The upshot: Don't buy this book. If you want a true picture of same-sex immigration to Australia (or any of the other 15 countries that offer same-sex immigration), talk to other binational couples (we're all over the Web!), and get the real story from the Australian embassy Web site. You owe it to yourself, and your partner, to do everything above-board.
Australia is NOT the United States; Oz is light-years beyond the U.S. in terms of fair, sane, and humane immigration policy. If your relationship is genuine, you do NOT have to resort to dirty tricks.
Rating: ![1 stars](http://www.reviewfocus.com/images/stars-1-0.gif) Summary: Fluff and nonsense Review: Lets start by being brutally frank. Gays are not normal and any attempt to persuade others that theirs is a legitimate comparison with ordinary people is airhead tripe. Having said that the author dives into his matter with a a priori commitment to his result. His bias is overwhelming and leads to the usual 'gay is okay''why 'just because it is!' He singularly fails to tackle the issue as to why immigration policy should be rewritten so that the 1% of the population that is bent should be accommodated. He totally ignores the obvious health hazards of letting gays immigrate into to Australia leaving the taxpayer with the health cost burden and then couches his chapters in anecdotes of nonsense. A poorly written and argued diatribe that skirts ( no pun intended ) the issues, arrives at the predictable politically correct conclusion ( well what else ) hiding behind the much parroted howls of discrimination and cult of victimology bandwagon. Poor researched, poorly argued but will be praised by sheer virtue of its political correctness. This may make the bathouse library top 10 but it is very shallow scholarship on an molehill of social priority. Very disappointing.

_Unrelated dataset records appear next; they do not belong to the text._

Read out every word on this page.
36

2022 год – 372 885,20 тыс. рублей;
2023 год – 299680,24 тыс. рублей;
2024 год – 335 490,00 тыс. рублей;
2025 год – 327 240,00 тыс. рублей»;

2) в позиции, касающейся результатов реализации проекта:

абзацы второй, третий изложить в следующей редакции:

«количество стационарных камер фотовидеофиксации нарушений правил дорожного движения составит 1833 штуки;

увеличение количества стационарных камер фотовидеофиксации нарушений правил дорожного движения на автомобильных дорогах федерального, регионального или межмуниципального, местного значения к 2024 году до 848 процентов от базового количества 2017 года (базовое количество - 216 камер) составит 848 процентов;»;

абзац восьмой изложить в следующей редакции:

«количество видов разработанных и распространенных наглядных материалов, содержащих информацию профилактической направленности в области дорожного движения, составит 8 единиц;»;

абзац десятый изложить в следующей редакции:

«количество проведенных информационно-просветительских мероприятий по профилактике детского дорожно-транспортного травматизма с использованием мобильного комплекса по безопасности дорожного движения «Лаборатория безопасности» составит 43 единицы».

Rating: ![5 stars](http://www.reviewfocus.com/images/stars-5-0.gif) Summary: Sensitive, Warm Look at Australia's Gay Immigration Policy Review: With sensitivity for the individual human dramas involved, London-born University of Sydney sociologist Dr. John Harte has penned a movingly personal and often wry look at Australia's extraordinarily bold gay immigration policy. Since the mid-1980s, gay and lesbian Aussies have had their government's blessings to sponsor their overseas lovers as immigrants to Australia. They have come in droves: From Europe, from the Americas, from Africa and from Asia. Their stories, based on interviews during more than 15 years of research, form the basis of this candid book. Some relationships broke up before the ink was dry on the immigration forms. Others ended in tragedy due to the scourge of AIDS. Oftentimes the expectations were naive. Very often, male ego-oriented career expectations proved the downfall of male-male relationships. Many failed over the longterm, prompting the author to reflect on the issue of gay monogamy. Hence, his subtitle: "Together Forever?" Yet there are success stories, including the touching tale of two elderly men now able to spend their remaining years together thanks to Australia's pioneering immigration policy. Academics expecting a dense, scholarly tome will no doubt look down their noses scoffingly at Harte's book, dismissing it as being too personal. But the author warns on the first page of the introduction that he has written a highly subjective book aimed at outlining Australia's gay immigration policy as he saw it come into being first-hand during the 1980s and '90s. There are some startling revelations, such as the fact that a top government official in the early days of the program blatantly encouraged gays and lesbians to bring their foreign lovers into the country on tourist visas in order to present immigration officials in his own department with a fait accompli - in effect circumventing immigration regulations so that the fledgling gay immigration program might succeed. Through it all, and with amazing candor, Harte interweaves the story of his own 30-year primary gay relationship with a now-naturalized Aussie. That makes this book a labor of love - in the truest sense of the word.